Settled in 200 A.D. and situated only 40 kilometers southeast of Lima in the Valley of the Lurin River, Pachacamac is an impressive pre-Incan archaeological site covering a sprawling 450 hectares of land. Once the most important religious center of indigenous people in the region during pre-Hispanic times, Pachacamac is dotted with noteworthy ruins and ancient temples worth visiting if you have the time.
This expansive location is home to ancient pyramids dating back to the 1300s, temples and palaces built between 800-1450 CE, remains of frescoes, and many artifacts that offer a look into the lives of its ancient inhabitants. For those searching for an unforgettable day trip just outside of Lima, look no further – here’s everything you need to know about Pachacamac and how you can visit the site.
It was first settled around 200 A.D., and flourished for almost 1,300 years until the Spanish invasion. Named after the “Earth Maker” creator God, Pacha Kamaq, the word Pachacamac itself means “soul of the Earth, the one who cheers the world”. The ancient Peruvians believed that even one shake of his head could cause an earthquake, and that you couldn’t look directly into his eyes- even priests entered the enclosure walking backwards.
The site was first settled during the regional development period between 200-660 A.D., later influenced by several other cultures. From 600-1100 AD, the Huari reconstructed the city for use as an administrative center. This influence can be seen in a number of Huari designs on the structures, and on the ceramics and textiles found in the cemeteries from this period. During this period, the oracle of Pachacamac reached its peak and the site became a destination for religious pilgrims. Extensive cemeteries and religious offerings are found dating back to this time.
By 1100 A.D., the Ychma established Pachacamac as their center of power, building a number of residential and administrative settlements throughout the Valley of Lurin. The majority of the common architecture and temples at Pachacamac were built during the Huari and Ychma periods, from 800-1450 CE, many of which can still be seen today.
In 1470, the Incas invaded Pachacamac and began to use it as a key administrative and religious center within the Inca Empire. Out of respect for the religion of the conquered former inhabitants, the Incas entered Pacha Kamaq into their religion, even though they already had their own creation god, Viracocha (though he was still regarded as more powerful). They allowed the center an unusual amount of independence from the rest of the Inca Empire, which enabled the culture of Pachacamac to continue functioning culturally as it had before the conquest. The changes that the Incas made included the construction of five additional buildings, including a temple to the sun on the main square.
The living site of Pachacamac finally reached its end when the Spanish invaded in 1533. After the Battle of Cajamarca, the Spanish arrived to Pachacamac and defiled the Temple of the Sun.

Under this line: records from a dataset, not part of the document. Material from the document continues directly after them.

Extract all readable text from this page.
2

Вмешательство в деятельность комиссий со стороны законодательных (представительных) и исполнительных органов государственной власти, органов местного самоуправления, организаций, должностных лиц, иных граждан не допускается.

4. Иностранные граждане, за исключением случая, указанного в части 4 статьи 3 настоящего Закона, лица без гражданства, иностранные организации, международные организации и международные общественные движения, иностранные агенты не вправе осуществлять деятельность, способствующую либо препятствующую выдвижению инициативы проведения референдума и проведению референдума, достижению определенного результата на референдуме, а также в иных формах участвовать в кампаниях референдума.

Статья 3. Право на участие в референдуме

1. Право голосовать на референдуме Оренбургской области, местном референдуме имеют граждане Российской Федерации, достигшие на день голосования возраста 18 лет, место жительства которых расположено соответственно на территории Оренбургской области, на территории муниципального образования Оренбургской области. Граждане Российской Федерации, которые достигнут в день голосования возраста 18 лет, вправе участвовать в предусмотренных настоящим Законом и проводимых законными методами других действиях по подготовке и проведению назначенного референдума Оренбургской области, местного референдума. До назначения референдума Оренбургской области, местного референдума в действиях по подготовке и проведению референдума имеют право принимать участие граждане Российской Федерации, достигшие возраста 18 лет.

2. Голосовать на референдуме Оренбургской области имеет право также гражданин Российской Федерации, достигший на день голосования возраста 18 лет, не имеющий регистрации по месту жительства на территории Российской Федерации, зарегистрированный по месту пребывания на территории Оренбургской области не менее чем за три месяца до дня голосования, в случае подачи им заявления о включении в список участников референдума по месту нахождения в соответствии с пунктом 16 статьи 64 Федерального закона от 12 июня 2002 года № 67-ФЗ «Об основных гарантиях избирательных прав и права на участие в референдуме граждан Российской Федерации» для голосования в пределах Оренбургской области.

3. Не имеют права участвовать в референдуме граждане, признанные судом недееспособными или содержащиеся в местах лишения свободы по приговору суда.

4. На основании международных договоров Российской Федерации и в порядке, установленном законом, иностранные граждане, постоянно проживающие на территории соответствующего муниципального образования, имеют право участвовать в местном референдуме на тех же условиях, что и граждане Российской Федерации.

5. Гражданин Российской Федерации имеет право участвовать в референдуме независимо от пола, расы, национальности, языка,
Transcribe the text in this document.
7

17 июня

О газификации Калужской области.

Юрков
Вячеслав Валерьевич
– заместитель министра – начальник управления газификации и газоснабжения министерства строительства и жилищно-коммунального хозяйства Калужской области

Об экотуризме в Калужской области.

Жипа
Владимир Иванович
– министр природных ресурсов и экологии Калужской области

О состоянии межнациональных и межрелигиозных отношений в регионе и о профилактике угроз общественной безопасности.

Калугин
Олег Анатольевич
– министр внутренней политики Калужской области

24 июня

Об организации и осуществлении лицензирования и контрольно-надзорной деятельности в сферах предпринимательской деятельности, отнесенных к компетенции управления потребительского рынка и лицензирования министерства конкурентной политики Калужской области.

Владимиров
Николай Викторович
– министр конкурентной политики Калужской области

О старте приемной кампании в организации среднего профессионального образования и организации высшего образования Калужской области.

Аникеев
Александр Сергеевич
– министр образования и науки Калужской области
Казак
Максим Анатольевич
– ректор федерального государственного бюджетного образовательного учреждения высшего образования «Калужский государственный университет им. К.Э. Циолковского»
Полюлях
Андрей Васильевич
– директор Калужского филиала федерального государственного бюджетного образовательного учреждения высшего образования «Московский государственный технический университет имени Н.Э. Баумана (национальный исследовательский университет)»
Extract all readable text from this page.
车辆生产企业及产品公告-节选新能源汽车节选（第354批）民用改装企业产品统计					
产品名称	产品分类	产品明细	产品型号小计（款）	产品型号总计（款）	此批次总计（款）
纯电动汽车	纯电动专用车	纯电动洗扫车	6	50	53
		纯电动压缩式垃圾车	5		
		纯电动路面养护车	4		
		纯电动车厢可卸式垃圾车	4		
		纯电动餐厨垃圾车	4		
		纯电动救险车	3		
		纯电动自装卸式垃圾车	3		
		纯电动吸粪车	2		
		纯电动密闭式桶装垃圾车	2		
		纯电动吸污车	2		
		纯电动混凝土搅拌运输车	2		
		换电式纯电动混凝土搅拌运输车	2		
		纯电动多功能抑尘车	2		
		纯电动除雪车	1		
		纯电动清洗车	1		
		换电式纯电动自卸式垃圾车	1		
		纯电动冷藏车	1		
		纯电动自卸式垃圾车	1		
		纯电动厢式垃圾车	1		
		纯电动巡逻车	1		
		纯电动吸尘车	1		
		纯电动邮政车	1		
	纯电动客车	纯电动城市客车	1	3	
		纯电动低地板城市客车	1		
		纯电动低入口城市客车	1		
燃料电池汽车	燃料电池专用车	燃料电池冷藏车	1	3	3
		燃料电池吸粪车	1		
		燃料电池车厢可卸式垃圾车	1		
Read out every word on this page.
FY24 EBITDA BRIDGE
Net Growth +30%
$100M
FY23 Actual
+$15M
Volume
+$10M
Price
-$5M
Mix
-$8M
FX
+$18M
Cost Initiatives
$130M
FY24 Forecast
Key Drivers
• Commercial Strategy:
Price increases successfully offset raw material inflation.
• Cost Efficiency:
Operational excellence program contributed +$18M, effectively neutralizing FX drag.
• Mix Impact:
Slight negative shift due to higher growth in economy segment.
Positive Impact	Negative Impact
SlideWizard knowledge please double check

The remaining walls of the temple were pulled down by Spanish settlers over the next few years, and the site has remained unused since.
Archaeologists first began exploring Pachacamac in the 1890s, to find that many of the enormous buildings and burials had been previously looted. The collection of buildings themselves however, remains one of the best preserved pre-Hispanic sites in all of Latin America, and archaeologists continue to find incredible artifacts that provide new insights into different periods of Pachacamac’s history. Recent discoveries have included grave sites and cemeteries, many of which contain tombs of mummies with sacred offerings, such as human and animal sacrifices.
Pachacamac’s vast site shelters more than 50 architectural structures, best explored with a tour guide who can teach you about everything you’ll see and expertly direct you around the complex.
The first section of the site, the sacred religious section, includes temples of religious significance and a large cemetery. Here you’ll find the three most famous pyramids: the Painted Temple, the Temple of the Sun, and the Old Temple of Pachacamac. All remain remarkably intact, however looting and wear by weather have made it challenging for archaeologists to gather concrete proof on the exact dates and uses of these temples (though it is believed that the Temple of the Sun was used for the sacrifices of women and children in Inca rituals).
In the second section of Pachacamac exist a variety of buildings, mainly secular pyramids, that were likely for administrative purposes. These mid-brick stepped structures date back to the late 1300s to the mid-1400s.
To provide visitors with detailed context, and to display the amazing archaeological finds discovered at Pachacamac, there is a museum (with cafe and bathroom facilities) on site. The museum was first established in 1965, but a brand new museum building was opened in February 2016 to provide state-of-the-art displays to cater to the growing number of tourists and better signify the importance of the site.
Ready to visit this incredible archaeological site? The best way to get to Pachacamac from Lima is by driving, which can easily be arranged as part of a Lima tour, by renting a car, or by taxi. The drive should take about one hour from the city (allow time for traffic if coming from the center).
A trip to Pachacamac can either be done as a half day or full day, depending on your level of interest. To get the most out of your experience. Be sure to take plenty of sun screen, your sun glasses and hat, and water to stay hydrated as the site is very much exposed to the sun and temperatures and UV radiation can be high.